Dao Xuan Tuan, head of the SBV foreign exchange management department, said that the local prices of the yellow metal, mainly SJC gold, have skyrocketed over the past few months.
In late 2023, Vietnamese Prime Minister Pham Minh Chinh instructed the central bank to address the escalating local gold prices, which he noted had adversely affected monetary markets and market sentiment in the preceding weeks.
The price of gold in Vietnam jumped sky-high in December, reaching a peak of VND80 million ($3,292.86) per tael on December 26, and gained nearly 20 percent since the beginning of 2023, Reuters reported.
The central bank said on Tuesday that it would set a credit growth cap of 15 percent for the local banking system for this year.
The cap can be adjusted depending on the situation as it develops, according to the SBV.
During a press conference outlining the banking system's plans for 2024, Tu remarked that a significant change in the central bank's credit management mechanism was the allocation of one-off credit growth quotas for commercial banks at the beginning of the year, deviating from the recurring allocation system used in previous years.
The change is aimed at injecting more capital into the economy and asking commercial banks to be more responsible for it.
As calculated, an additional VND2,000 trillion ($81.7 billion) will be channeled into the economy in 2024.
As of the end of 2023, the total outstanding debt had stood at VND13,600 trillion ($561 billion) with a growth rate of 15 percent.

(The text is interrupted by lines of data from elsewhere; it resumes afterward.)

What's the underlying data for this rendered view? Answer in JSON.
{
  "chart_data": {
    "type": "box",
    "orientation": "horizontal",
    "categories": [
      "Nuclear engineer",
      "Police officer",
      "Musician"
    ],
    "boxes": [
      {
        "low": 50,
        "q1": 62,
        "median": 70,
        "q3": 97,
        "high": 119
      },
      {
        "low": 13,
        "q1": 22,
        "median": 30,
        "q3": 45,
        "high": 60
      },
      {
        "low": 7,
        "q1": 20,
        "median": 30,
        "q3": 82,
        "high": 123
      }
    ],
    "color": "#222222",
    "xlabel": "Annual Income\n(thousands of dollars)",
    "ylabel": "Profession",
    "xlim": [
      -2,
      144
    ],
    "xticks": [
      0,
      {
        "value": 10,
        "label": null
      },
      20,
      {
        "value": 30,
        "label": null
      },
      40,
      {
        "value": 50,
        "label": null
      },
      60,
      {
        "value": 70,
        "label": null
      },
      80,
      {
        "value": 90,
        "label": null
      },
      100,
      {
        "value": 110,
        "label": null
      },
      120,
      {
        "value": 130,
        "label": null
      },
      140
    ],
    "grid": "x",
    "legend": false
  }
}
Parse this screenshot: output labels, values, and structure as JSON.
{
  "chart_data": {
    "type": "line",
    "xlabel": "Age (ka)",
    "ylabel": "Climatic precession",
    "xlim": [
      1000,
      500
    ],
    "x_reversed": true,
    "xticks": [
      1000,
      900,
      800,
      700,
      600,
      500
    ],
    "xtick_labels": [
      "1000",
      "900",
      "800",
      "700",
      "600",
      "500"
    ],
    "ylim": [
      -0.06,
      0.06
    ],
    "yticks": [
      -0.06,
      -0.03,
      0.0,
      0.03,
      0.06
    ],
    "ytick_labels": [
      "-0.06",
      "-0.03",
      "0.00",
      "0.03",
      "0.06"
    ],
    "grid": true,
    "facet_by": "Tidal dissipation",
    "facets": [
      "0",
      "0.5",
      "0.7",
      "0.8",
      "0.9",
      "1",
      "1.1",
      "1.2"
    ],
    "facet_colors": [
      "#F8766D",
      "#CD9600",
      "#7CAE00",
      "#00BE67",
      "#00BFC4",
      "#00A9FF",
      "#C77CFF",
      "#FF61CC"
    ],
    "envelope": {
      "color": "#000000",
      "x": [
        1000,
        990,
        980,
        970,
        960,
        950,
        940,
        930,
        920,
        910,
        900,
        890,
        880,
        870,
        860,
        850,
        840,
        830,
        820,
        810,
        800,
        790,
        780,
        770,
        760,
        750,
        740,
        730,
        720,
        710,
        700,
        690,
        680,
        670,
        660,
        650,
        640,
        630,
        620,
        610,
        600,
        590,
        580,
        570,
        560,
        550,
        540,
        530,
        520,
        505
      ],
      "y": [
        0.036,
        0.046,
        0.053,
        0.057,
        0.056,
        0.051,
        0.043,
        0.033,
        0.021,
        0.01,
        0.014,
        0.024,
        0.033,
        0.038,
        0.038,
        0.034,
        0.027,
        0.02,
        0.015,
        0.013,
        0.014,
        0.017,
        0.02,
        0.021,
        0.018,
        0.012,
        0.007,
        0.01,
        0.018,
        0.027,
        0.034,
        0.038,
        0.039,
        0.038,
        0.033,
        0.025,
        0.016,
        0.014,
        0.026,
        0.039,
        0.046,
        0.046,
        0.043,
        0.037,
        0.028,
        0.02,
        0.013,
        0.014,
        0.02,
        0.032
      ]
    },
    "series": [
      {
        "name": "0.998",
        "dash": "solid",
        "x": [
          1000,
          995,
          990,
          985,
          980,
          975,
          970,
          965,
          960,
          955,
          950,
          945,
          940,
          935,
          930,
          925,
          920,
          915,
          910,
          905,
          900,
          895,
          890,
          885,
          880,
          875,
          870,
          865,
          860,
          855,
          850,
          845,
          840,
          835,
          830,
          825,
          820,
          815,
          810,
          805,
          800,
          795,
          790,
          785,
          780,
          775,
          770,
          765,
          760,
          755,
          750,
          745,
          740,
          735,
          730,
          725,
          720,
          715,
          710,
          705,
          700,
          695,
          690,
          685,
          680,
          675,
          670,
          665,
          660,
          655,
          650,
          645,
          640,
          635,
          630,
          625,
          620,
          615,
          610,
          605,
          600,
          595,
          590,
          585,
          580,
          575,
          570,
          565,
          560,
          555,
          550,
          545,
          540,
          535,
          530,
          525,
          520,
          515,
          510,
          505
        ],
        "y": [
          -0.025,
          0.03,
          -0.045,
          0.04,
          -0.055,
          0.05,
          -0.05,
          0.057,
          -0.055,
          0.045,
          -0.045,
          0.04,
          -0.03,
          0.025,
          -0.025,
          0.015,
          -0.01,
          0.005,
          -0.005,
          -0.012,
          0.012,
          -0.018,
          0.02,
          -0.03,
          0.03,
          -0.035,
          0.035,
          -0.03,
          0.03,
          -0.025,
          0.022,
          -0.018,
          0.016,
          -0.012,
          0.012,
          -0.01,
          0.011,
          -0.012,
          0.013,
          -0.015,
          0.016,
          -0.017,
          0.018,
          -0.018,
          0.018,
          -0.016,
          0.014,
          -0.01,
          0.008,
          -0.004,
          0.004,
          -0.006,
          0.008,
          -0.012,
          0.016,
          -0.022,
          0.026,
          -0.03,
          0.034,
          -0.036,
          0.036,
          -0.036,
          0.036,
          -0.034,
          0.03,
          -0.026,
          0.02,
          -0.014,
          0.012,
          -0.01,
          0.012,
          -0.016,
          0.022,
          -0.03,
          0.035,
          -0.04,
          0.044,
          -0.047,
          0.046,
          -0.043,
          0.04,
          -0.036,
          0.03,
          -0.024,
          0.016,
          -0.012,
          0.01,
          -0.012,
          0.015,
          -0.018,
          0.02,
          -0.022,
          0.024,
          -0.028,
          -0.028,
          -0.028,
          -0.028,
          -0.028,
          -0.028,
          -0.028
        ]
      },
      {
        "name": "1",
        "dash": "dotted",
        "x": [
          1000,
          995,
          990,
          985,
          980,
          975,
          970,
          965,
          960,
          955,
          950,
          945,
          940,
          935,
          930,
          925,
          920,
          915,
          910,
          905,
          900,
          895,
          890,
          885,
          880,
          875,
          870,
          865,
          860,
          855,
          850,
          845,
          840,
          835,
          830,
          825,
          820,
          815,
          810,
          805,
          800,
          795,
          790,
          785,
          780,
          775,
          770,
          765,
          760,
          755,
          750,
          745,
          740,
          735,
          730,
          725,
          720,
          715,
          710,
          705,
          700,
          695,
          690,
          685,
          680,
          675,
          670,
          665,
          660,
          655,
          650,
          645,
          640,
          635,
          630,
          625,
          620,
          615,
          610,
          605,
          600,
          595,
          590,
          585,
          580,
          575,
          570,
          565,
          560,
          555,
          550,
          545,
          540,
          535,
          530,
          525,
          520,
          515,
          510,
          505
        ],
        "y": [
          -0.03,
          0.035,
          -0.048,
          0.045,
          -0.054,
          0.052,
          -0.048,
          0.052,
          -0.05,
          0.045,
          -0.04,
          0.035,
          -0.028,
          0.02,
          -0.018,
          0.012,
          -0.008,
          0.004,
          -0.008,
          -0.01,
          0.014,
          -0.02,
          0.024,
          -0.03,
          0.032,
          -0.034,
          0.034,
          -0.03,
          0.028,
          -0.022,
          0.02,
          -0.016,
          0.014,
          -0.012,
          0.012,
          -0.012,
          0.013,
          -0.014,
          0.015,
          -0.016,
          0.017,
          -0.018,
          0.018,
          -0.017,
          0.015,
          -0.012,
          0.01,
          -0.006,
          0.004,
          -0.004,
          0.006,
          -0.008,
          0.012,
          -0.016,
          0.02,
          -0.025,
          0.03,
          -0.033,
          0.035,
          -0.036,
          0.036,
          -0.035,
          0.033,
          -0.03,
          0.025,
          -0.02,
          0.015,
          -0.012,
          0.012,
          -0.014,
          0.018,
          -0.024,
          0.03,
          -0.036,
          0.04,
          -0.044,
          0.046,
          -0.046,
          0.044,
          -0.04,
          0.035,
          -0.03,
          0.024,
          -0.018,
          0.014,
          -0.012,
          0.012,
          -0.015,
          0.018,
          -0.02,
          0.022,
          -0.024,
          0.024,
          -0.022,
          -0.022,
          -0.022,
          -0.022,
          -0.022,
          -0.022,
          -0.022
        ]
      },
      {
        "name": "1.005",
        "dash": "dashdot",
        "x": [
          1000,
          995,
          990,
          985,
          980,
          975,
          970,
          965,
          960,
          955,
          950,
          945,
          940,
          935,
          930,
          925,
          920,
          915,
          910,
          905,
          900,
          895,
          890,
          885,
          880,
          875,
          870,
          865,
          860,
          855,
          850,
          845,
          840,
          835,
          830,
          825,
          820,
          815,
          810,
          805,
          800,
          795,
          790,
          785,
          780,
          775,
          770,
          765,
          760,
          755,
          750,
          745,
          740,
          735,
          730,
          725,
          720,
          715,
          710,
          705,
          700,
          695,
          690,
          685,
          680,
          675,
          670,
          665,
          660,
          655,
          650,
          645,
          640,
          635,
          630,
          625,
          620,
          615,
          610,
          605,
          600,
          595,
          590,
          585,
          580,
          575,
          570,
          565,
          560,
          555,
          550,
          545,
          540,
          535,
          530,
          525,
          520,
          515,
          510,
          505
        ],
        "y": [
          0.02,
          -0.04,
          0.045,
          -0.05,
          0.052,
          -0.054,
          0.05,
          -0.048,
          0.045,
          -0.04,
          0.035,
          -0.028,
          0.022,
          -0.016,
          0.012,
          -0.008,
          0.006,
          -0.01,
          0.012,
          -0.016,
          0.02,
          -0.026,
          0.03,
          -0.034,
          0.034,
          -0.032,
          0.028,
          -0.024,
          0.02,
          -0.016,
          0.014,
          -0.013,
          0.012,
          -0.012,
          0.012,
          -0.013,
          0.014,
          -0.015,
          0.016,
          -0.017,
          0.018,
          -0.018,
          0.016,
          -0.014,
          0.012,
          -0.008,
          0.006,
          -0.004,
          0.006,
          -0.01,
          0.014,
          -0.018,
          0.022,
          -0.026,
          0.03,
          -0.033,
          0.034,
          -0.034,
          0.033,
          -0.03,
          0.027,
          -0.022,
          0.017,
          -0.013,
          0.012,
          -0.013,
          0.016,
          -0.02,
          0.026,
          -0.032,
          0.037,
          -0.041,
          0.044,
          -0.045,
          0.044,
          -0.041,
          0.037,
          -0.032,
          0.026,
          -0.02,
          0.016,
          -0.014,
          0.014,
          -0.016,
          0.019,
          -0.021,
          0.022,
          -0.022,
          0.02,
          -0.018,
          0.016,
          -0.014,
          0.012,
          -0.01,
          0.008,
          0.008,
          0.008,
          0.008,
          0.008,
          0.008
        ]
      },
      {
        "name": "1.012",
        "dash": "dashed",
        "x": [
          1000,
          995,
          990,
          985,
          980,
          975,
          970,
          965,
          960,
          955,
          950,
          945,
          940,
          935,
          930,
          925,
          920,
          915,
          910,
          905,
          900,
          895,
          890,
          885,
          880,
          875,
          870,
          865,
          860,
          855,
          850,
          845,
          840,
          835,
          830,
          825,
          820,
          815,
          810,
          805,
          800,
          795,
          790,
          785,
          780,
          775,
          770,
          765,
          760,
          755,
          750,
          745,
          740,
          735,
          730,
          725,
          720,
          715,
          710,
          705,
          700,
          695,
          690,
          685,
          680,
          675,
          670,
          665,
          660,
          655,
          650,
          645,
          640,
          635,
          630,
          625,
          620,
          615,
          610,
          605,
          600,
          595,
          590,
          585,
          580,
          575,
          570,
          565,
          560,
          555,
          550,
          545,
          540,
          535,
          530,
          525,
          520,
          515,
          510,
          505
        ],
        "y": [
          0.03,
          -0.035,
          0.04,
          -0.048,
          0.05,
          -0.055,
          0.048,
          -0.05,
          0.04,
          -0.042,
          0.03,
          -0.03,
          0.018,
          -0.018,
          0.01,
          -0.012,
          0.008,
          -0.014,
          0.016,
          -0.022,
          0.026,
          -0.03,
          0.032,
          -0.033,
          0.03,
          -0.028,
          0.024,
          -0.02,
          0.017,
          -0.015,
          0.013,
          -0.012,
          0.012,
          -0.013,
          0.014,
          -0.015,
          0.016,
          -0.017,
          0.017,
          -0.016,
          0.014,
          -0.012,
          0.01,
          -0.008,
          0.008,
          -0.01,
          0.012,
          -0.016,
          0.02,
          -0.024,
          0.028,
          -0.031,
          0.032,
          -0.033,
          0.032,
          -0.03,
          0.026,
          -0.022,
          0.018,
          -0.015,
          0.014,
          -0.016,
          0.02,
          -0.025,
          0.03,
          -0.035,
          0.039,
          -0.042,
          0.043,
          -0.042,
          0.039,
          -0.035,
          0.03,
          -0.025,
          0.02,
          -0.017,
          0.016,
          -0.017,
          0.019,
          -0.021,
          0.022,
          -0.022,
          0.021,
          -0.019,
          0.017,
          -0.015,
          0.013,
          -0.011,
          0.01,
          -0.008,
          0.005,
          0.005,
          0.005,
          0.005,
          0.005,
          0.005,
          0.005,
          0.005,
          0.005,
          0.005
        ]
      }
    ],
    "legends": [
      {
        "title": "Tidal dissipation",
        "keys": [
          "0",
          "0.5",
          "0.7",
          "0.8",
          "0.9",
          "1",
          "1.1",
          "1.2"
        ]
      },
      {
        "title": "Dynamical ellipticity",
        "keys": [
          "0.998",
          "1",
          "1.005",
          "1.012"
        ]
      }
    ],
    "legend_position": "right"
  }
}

Credit is still seen as a major source of capital for the economy, according to Tu.
The central bank asked commercial banks to fulfill this credit growth target for this year to provide sufficient loans for enterprises and residents.
Credit growth can be revised up to 16 percent if the economy needs capital and the macro-economic situation is stable, he said.
With regard to lending rates, Tu said that the central bank will continue to keep a close watch on the global and local economies to make the monetary policy flexible in order to stabilize the macroeconomy and rein in inflation.
Lending rates have been cut to the lowest level in 20 years, so many commercial banks said that they could not keep adjusting the interest down.
However, Tu expected the rates to ebb to a lower level as the central bank will not ask for a hike in lending rates this year.
Lower interest is meant to support residents and enterprises amid the ongoing economic slowdown.